But I may take some of that money and help develop new teaching techniques for the people that now have 21 so that they can learn how to differentiate, do those kinds of things.

 

Mr. Martinez. That's an interesting answer, you know, because it's the same thing as when we're talking about 100,000 new policemen. A lot of police chiefs said, "I hire the new policeman, and you give me the money to hire him this year, and after this year is over, I've got to continue to pay him and find somewhere in the city budget for his salary."

Besides that, he said we have to put a policeman on the street, and it costs a city anywhere from $30,000 to $50,000, when you consider you have to buy a car for him, and you have to buy all the equipment.

 

Dr.
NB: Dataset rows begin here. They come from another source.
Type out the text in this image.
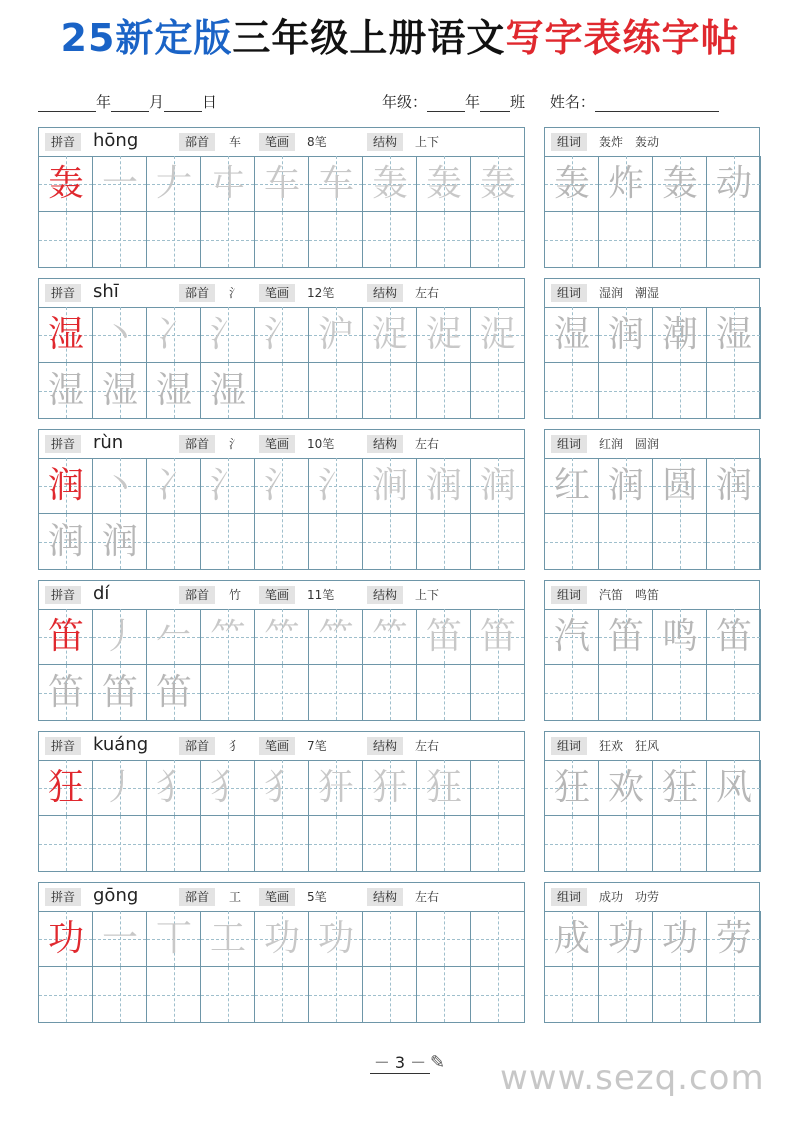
25新定版三年级上册语文写字表练字帖
年	月	日	年级：	年 班 姓名：
拼音 hōng	部首	车	笔画	8笔	结构	上下
轰 一 𠂇 㐄 车 车 轰 轰 轰
组词	轰炸　轰动
轰 炸 轰 动
拼音 shī	部首	氵	笔画	12笔	结构	左右
湿 丶 冫 氵 氵 沪 浞 浞 浞
湿 湿 湿 湿
组词	湿润　潮湿
湿 润 潮 湿
拼音 rùn	部首	氵	笔画	10笔	结构	左右
润 丶 冫 氵 氵 氵 涧 润 润
润 润
组词	红润　圆润
红 润 圆 润
拼音 dí	部首	竹	笔画	11笔	结构	上下
笛 丿 𠂉 ⺮ ⺮ ⺮ ⺮ 笛 笛
笛 笛 笛
组词	汽笛　鸣笛
汽 笛 鸣 笛
拼音 kuáng	部首	犭	笔画	7笔	结构	左右
狂 丿 犭 犭 犭 犴 犴 狂
组词	狂欢　狂风
狂 欢 狂 风
拼音 gōng	部首	工	笔画	5笔	结构	左右
功 一 丅 工 功 功
组词	成功　功劳
成 功 功 劳
－ 3 － ✎ www.sezq.com
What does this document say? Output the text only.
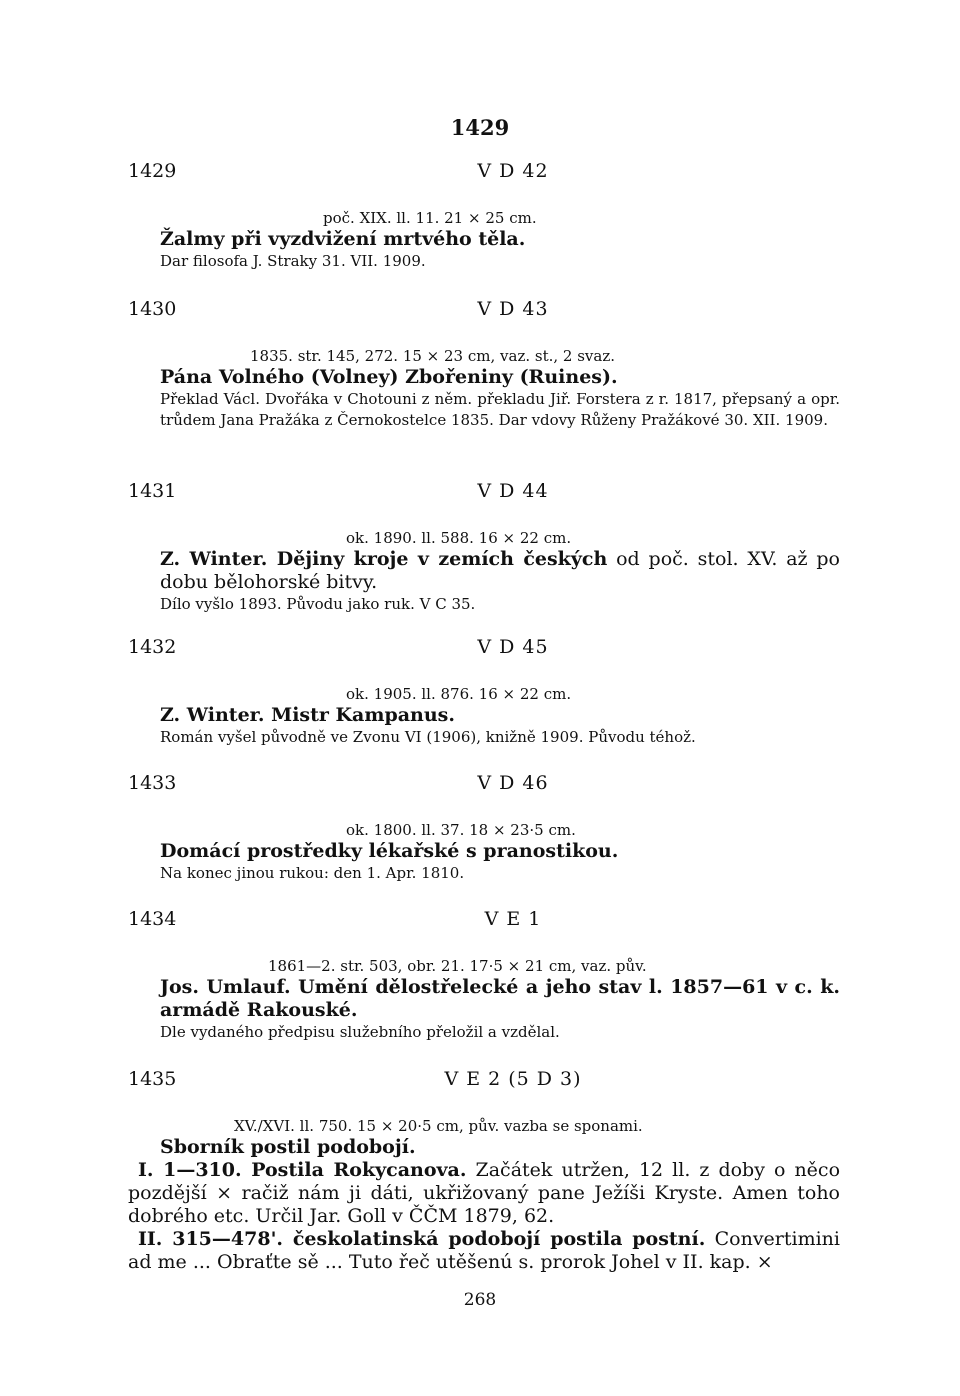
1429
1429	V D 42
poč. XIX. ll. 11. 21 × 25 cm.
Žalmy při vyzdvižení mrtvého těla.
Dar filosofa J. Straky 31. VII. 1909.
1430	V D 43
1835. str. 145, 272. 15 × 23 cm, vaz. st., 2 svaz.
Pána Volného (Volney) Zbořeniny (Ruines).
Překlad Václ. Dvořáka v Chotouni z něm. překladu Jiř. Forstera z r. 1817, přepsaný a opr. trůdem Jana Pražáka z Černokostelce 1835. Dar vdovy Růženy Pražákové 30. XII. 1909.
1431	V D 44
ok. 1890. ll. 588. 16 × 22 cm.
Z. Winter. Dějiny kroje v zemích českých od poč. stol. XV. až po dobu bělohorské bitvy.
Dílo vyšlo 1893. Původu jako ruk. V C 35.
1432	V D 45
ok. 1905. ll. 876. 16 × 22 cm.
Z. Winter. Mistr Kampanus.
Román vyšel původně ve Zvonu VI (1906), knižně 1909. Původu téhož.
1433	V D 46
ok. 1800. ll. 37. 18 × 23·5 cm.
Domácí prostředky lékařské s pranostikou.
Na konec jinou rukou: den 1. Apr. 1810.
1434	V E 1
1861—2. str. 503, obr. 21. 17·5 × 21 cm, vaz. pův.
Jos. Umlauf. Umění dělostřelecké a jeho stav l. 1857—61 v c. k. armádě Rakouské.
Dle vydaného předpisu služebního přeložil a vzdělal.
1435	V E 2 (5 D 3)
XV./XVI. ll. 750. 15 × 20·5 cm, pův. vazba se sponami.
Sborník postil podobojí.

I. 1—310. Postila Rokycanova. Začátek utržen, 12 ll. z doby o něco pozdější × račiž nám ji dáti, ukřižovaný pane Ježíši Kryste. Amen toho dobrého etc. Určil Jar. Goll v ČČM 1879, 62.

II. 315—478'. českolatinská podobojí postila postní. Convertimini ad me ... Obraťte sě ... Tuto řeč utěšenú s. prorok Johel v II. kap. ×

268
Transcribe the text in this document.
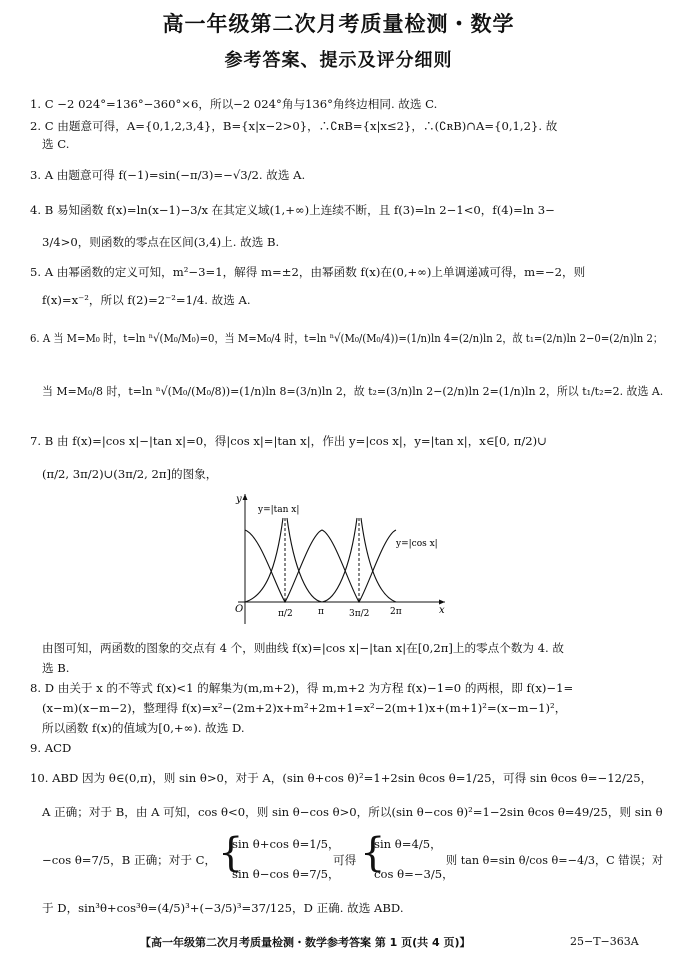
高一年级第二次月考质量检测・数学
参考答案、提示及评分细则
1. C −2 024°=136°−360°×6，所以−2 024°角与136°角终边相同. 故选 C.
2. C 由题意可得，A={0,1,2,3,4}，B={x|x−2>0}，∴∁ʀB={x|x≤2}，∴(∁ʀB)∩A={0,1,2}. 故
选 C.
3. A 由题意可得 f(−1)=sin(−π/3)=−√3/2. 故选 A.
4. B 易知函数 f(x)=ln(x−1)−3/x 在其定义域(1,+∞)上连续不断，且 f(3)=ln 2−1<0，f(4)=ln 3−
3/4>0，则函数的零点在区间(3,4)上. 故选 B.
5. A 由幂函数的定义可知，m²−3=1，解得 m=±2，由幂函数 f(x)在(0,+∞)上单调递减可得，m=−2，则
f(x)=x⁻²，所以 f(2)=2⁻²=1/4. 故选 A.
6. A 当 M=M₀ 时，t=ln ⁿ√(M₀/M₀)=0，当 M=M₀/4 时，t=ln ⁿ√(M₀/(M₀/4))=(1/n)ln 4=(2/n)ln 2，故 t₁=(2/n)ln 2−0=(2/n)ln 2；
当 M=M₀/8 时，t=ln ⁿ√(M₀/(M₀/8))=(1/n)ln 8=(3/n)ln 2，故 t₂=(3/n)ln 2−(2/n)ln 2=(1/n)ln 2，所以 t₁/t₂=2. 故选 A.
7. B 由 f(x)=|cos x|−|tan x|=0，得|cos x|=|tan x|，作出 y=|cos x|，y=|tan x|，x∈[0, π/2)∪
(π/2, 3π/2)∪(3π/2, 2π]的图象，
y
x
O
y=|tan x|
y=|cos x|
π/2	π	3π/2 2π
由图可知，两函数的图象的交点有 4 个，则曲线 f(x)=|cos x|−|tan x|在[0,2π]上的零点个数为 4. 故
选 B.
8. D 由关于 x 的不等式 f(x)<1 的解集为(m,m+2)，得 m,m+2 为方程 f(x)−1=0 的两根，即 f(x)−1=
(x−m)(x−m−2)，整理得 f(x)=x²−(2m+2)x+m²+2m+1=x²−2(m+1)x+(m+1)²=(x−m−1)²，
所以函数 f(x)的值域为[0,+∞). 故选 D.
9. ACD
10. ABD 因为 θ∈(0,π)，则 sin θ>0，对于 A，(sin θ+cos θ)²=1+2sin θcos θ=1/25，可得 sin θcos θ=−12/25，
A 正确；对于 B，由 A 可知，cos θ<0，则 sin θ−cos θ>0，所以(sin θ−cos θ)²=1−2sin θcos θ=49/25，则 sin θ
−cos θ=7/5，B 正确；对于 C， {
sin θ+cos θ=1/5，
sin θ−cos θ=7/5，
可得 {
sin θ=4/5，
cos θ=−3/5，
则 tan θ=sin θ/cos θ=−4/3，C 错误；对
于 D，sin³θ+cos³θ=(4/5)³+(−3/5)³=37/125，D 正确. 故选 ABD.
【高一年级第二次月考质量检测・数学参考答案 第 1 页(共 4 页)】	25−T−363A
Gocke. It's the same thing.

 

Mr. Martinez. And you do the same thing with the teachers?

 

Dr. Gocke. Same thing.

 

Mr. Martinez. If you have the ability to recruit the teacher, the next most important thing is the quality of training they get and the kind of situation they move into, depending on who mentored them and how they learned how to deal with their individual different situations in the school that they'll encounter as to whether they'll stay or not.

 

Dr. Acosta. And I would concur with you, Mr. Martinez. That's exactly how we would go. Like I said earlier, we don't have a lack of interest in teaching. We can find a lot of potential teachers, but we need teacher preparation, staff development, and getting that pre-service so they can be successful and stay in the classroom. I think you're right.

 

Mr. Martinez. Buck is going to ask the question a little different, and I'm interested in seeing how he's going to ask that question.

 

Chairman McKeon. One of the things that -- we just had this debate last week in Congress -- our side is saying, is we have a big Federal program right now called IDEA, and at one point the Federal government was going to -- I've learned a lot about this program, and I thought it was originally a Federal mandate as the result of a court case -- but the Federal government said they would provide 40 percent of the funding for the students with disabilities, and they've never gotten up to that, never close.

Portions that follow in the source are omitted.